One of the biggest challenges was debugging, as the AI’s growing complexity made it difficult to determine whether unexpected behavior was intentional or a bug. Additionally, calculating realistic ball trajectories required a physics-based approach, and I chose to use Unity’s rigid body system rather than manually interpolating the ball’s movement. This ensured that shooting and dribbling felt natural and dynamic.

The AI continuously evaluates its environment, adapting its actions based on factors like ball possession, opponent positioning, and scoring opportunities. The Examine state acts as the AI’s default mode, helping it transition smoothly between actions like passing, defending, or moving toward the hoop. The ball mechanics were carefully designed to respond to player movement speed, creating a more fluid and realistic experience.

Overall, I am proud of what we accomplished within the given timeframe. However, if I were to continue development, I would focus on cleaning up the code, implementing a custom pathfinding system for better movement control, replacing the simple player models with more detailed ones, and adding an in-game UI for configuring matches before they start.

Project Link

In the first year of my degree program at HKU, I made a procedural city generator for my end-year project over a 5-6 month period.

I started making this procedural city generator in the Godot game engine but later switched to Unity. I switched to Unity as it had better tools for debugging the generation while I was working on it. The system works through layers and the only-the-fly instantiation of prefab objects. This allowed me to implement a floating origin system allowing the map size to reach millions of units without issue.

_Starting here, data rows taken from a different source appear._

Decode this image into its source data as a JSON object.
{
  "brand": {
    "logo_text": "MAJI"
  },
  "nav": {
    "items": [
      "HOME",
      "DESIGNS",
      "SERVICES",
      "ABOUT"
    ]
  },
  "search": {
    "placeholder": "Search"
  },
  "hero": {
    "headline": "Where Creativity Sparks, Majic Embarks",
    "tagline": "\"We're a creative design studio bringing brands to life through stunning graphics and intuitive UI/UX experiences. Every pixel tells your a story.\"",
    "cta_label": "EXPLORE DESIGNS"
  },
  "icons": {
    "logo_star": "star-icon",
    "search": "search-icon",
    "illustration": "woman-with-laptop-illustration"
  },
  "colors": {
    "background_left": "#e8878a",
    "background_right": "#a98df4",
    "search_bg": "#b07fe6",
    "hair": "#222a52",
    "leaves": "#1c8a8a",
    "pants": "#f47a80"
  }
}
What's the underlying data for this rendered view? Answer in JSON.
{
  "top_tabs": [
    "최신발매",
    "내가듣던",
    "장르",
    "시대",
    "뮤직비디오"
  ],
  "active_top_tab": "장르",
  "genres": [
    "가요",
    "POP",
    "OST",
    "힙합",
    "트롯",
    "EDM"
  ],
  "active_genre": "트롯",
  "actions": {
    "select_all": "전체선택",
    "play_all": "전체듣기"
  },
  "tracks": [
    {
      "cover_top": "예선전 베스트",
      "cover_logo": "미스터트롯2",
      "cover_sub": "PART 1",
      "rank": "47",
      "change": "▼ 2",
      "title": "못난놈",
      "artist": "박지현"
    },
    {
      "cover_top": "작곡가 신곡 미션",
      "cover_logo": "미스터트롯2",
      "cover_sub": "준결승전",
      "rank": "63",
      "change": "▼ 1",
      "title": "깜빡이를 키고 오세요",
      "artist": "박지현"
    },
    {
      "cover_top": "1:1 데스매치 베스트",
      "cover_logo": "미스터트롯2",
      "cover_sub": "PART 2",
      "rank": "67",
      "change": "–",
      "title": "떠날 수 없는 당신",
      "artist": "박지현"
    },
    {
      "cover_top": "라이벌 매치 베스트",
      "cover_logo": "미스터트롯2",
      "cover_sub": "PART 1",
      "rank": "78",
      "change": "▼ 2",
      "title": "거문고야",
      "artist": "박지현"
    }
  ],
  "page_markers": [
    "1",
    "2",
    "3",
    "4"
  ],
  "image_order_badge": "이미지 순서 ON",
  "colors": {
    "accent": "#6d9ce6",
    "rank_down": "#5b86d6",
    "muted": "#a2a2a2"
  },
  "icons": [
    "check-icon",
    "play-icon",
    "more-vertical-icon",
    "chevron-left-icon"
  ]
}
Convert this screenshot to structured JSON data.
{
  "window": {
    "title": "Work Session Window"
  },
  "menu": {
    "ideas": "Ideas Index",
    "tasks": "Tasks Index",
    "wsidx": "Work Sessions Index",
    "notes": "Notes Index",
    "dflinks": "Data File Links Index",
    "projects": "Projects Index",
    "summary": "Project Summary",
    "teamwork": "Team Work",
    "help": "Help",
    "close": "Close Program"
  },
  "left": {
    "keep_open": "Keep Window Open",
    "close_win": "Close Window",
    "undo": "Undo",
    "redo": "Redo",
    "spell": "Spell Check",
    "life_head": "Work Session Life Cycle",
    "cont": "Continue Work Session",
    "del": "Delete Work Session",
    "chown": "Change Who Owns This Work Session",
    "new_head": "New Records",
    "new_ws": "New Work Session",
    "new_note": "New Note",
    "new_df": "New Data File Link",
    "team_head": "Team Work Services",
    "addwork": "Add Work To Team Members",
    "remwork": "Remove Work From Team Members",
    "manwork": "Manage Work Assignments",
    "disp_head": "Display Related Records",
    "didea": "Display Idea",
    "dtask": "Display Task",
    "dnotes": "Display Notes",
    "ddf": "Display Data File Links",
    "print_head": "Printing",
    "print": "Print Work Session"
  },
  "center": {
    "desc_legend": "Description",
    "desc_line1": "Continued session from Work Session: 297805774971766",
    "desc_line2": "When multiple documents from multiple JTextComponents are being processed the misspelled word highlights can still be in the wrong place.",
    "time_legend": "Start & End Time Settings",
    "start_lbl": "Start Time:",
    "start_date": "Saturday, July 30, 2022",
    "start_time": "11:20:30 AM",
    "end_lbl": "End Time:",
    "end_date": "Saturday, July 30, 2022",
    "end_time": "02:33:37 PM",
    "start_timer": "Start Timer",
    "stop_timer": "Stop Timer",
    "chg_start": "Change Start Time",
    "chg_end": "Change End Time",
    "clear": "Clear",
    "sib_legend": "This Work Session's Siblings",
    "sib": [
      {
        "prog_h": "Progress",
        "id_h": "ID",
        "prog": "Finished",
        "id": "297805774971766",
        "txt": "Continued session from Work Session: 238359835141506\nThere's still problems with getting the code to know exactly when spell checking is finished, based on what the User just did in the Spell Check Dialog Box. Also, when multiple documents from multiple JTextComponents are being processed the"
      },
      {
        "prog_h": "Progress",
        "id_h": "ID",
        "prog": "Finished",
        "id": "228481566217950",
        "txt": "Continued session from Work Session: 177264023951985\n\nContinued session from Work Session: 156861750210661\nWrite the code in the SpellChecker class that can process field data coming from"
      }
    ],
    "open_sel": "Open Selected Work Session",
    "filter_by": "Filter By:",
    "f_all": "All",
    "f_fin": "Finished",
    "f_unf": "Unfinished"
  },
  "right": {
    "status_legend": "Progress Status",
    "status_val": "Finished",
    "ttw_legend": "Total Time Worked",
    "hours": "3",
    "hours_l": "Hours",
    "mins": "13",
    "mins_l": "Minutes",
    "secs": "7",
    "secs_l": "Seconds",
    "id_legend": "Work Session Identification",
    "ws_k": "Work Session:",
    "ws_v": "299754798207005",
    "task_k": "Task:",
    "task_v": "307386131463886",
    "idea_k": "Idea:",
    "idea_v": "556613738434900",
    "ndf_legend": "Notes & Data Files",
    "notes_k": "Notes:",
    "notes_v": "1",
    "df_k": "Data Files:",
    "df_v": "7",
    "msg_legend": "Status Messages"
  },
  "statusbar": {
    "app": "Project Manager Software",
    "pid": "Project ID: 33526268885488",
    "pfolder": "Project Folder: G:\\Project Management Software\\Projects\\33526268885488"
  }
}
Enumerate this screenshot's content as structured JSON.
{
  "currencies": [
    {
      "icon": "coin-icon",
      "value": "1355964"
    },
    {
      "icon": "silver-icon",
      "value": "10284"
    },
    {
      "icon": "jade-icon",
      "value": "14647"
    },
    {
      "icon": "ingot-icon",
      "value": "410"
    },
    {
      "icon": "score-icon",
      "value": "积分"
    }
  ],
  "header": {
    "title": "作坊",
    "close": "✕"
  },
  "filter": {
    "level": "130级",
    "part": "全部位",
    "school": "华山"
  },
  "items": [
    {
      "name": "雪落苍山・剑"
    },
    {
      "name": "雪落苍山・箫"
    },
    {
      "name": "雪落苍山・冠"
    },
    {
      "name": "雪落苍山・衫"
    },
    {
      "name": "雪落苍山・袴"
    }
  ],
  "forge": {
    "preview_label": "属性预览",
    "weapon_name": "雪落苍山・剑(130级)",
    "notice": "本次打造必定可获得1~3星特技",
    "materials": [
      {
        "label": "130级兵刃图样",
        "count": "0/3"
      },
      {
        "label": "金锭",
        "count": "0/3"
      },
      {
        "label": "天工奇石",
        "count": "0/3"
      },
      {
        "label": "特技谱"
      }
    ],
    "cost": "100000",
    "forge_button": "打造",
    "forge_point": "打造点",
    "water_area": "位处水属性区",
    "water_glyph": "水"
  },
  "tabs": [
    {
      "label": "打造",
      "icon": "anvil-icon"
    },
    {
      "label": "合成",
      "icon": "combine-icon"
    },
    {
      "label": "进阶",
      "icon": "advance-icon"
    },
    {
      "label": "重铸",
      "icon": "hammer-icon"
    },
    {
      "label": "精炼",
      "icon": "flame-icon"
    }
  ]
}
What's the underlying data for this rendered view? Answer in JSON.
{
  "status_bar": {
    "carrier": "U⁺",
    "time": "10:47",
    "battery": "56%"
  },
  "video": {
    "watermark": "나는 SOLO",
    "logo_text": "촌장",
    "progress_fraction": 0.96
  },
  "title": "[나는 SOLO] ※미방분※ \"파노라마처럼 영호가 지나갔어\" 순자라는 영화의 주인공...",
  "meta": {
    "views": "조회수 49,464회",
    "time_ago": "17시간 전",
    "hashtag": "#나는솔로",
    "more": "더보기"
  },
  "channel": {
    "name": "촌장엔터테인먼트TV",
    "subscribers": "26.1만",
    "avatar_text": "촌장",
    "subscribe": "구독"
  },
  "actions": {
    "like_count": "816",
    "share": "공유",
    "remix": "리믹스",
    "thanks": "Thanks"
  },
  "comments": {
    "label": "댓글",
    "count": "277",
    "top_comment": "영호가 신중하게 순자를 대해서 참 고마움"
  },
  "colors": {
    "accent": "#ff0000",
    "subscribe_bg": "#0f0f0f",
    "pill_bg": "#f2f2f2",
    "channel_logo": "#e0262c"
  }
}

The layer system works by defining the characteristics of each layer with a custom script that tells the generator how to interpret each pixel of the image layer and how to apply it. The roadmap layout uses binary space partitioning to create a generated grid-based roadmap layout. The white space represents an area for buildings to spawn on while the black space represents a piece of road. The script interpreting the roadmap then interprets this information and instantiates it around the player. The height of buildings is determined through a pre-generated height map. The location of where roads, buildings, and water spawn are based on the Land/Ocean layer where a white pixel correlates to being land and a black pixel water.

The generator spawns objects based on where the player is located in the virtual space. The virtual space is the size of the map in pixels multiplied by the predefined in-game size of a pixel. The player can be placed at any point in the world. The world then gets spawned around the player based on the maximum spawning distance for prefab objects. The world gets regenerated whenever the player travels too far away from their origin point. The origin point is a predefined position in the Unity game world. When the world gets regenerated the position of the player gets reset to the origin point while retaining the distance traveled in virtual space.

The prefabs contained prebaked lightmap information which enabled me to optimize lighting by making lighting static when far away from the player. The windows in the buildings feature parallax mapping for extra detail.

The one major issue I faced during development was the time needed to regenerate the world around the player. At render sizes of greater than 20 by 20 pixels from the map the FPS halves and creates stutter. I was partially able to address this by spreading out the instantiation of objects over a larger amount of frames. This approach created a new issue, however, as the world seemingly reappeared in front of the player, which broke the illusion of a contiguous world space. I ultimately ended up compromising by accepting some level of stutter when the world has to be regenerated.

Due to time constraints, I was not able to look at other potential optimization techniques like object culling, (H)LODs, and object pooling. Nevertheless, I was quite happy with what I was able to make with the allotted time.